Wilson E, Knudson W, and Newell-Litwa K.
Scientific Reports, 2020
Neurodevelopment disorders often present with an increase in excitability of neurons, for example epilepsy and autism; and could be due to a synaptic alteration that disrupts the balance between excitatory and inhibitory signaling. The authors seek to investigate the role of the extracellular matrix in directing synapse formation and regulation of synaptic function in human cortical brain development. Hyaluronan compromises part of the extracellular matrix and the authors investigated how acute perturbation of levels impacted the development of synaptogenesis during development and therefore the resulting neuronal activity. In order to test the effect, 3-D cortical spheroids were derived from hiPSCs. The results showed that an decrease in hyaluronan resulted in an increase of excitatory synapse formation and corresponding increase in excitatory network activity. In contrast, a the addition of hyaluronan resulted in a decrease in excitatory synapse formation.
Recording neural network activity:
76 day old cortical organoids were dissociated and plated in multielectrode array (MEA) plates and allowed to acclimated for two weeks before recording and treatment. TTX treatment was used to verify recordings were du to spontaneous neural activity.
Given the observed changes in neuron synapse formation with the increase or decrease in hyaluronan concentration, the authors hypothesized there would be an observable change in neuronal activity.

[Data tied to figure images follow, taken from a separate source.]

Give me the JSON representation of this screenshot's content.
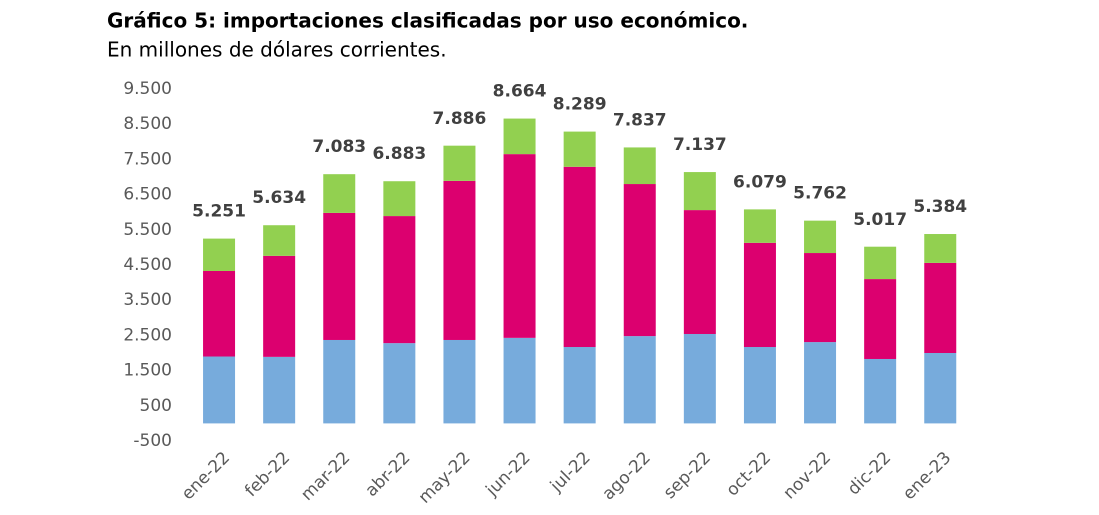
{
  "chart_data": {
    "type": "stacked-bar",
    "title": "Gráfico 5: importaciones clasificadas por uso económico.",
    "subtitle": "En millones de dólares corrientes.",
    "categories": [
      "ene-22",
      "feb-22",
      "mar-22",
      "abr-22",
      "may-22",
      "jun-22",
      "jul-22",
      "ago-22",
      "sep-22",
      "oct-22",
      "nov-22",
      "dic-22",
      "ene-23"
    ],
    "series": [
      {
        "color": "#77abdc",
        "values": [
          1900,
          1890,
          2370,
          2280,
          2370,
          2430,
          2170,
          2480,
          2540,
          2170,
          2310,
          1830,
          2000
        ]
      },
      {
        "color": "#dc006f",
        "values": [
          2430,
          2870,
          3610,
          3610,
          4520,
          5220,
          5120,
          4320,
          3520,
          2960,
          2530,
          2270,
          2560
        ]
      },
      {
        "color": "#92d050",
        "values": [
          920,
          870,
          1100,
          990,
          1000,
          1010,
          1000,
          1040,
          1080,
          950,
          920,
          920,
          820
        ]
      }
    ],
    "totals": {
      "values": [
        5251,
        5634,
        7083,
        6883,
        7886,
        8664,
        8289,
        7837,
        7137,
        6079,
        5762,
        5017,
        5384
      ],
      "value_labels": [
        "5.251",
        "5.634",
        "7.083",
        "6.883",
        "7.886",
        "8.664",
        "8.289",
        "7.837",
        "7.137",
        "6.079",
        "5.762",
        "5.017",
        "5.384"
      ]
    },
    "ylim": [
      -500,
      9500
    ],
    "yticks": [
      -500,
      500,
      {
        "value": 1500,
        "label": "1.500"
      },
      {
        "value": 2500,
        "label": "2.500"
      },
      {
        "value": 3500,
        "label": "3.500"
      },
      {
        "value": 4500,
        "label": "4.500"
      },
      {
        "value": 5500,
        "label": "5.500"
      },
      {
        "value": 6500,
        "label": "6.500"
      },
      {
        "value": 7500,
        "label": "7.500"
      },
      {
        "value": 8500,
        "label": "8.500"
      },
      {
        "value": 9500,
        "label": "9.500"
      }
    ],
    "grid": false
  }
}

After two weeks in culture, the dissociated cortical spheroid neurons re-established connections and baseline activity was recorded. The HA manipulation treatment was then applied and corresponding spontaneous action potentials recorded for 24 hours. Results showed a significant increase in neural activity, including network bursts, with the HA removal over untreated cultures. Conversely the addition of HA had a decrease in neural activity compared to untreated cells. Both mean spiking rate and network bursting were evaluated. Overall this suggested the HA prevents hyperexcitable states during development.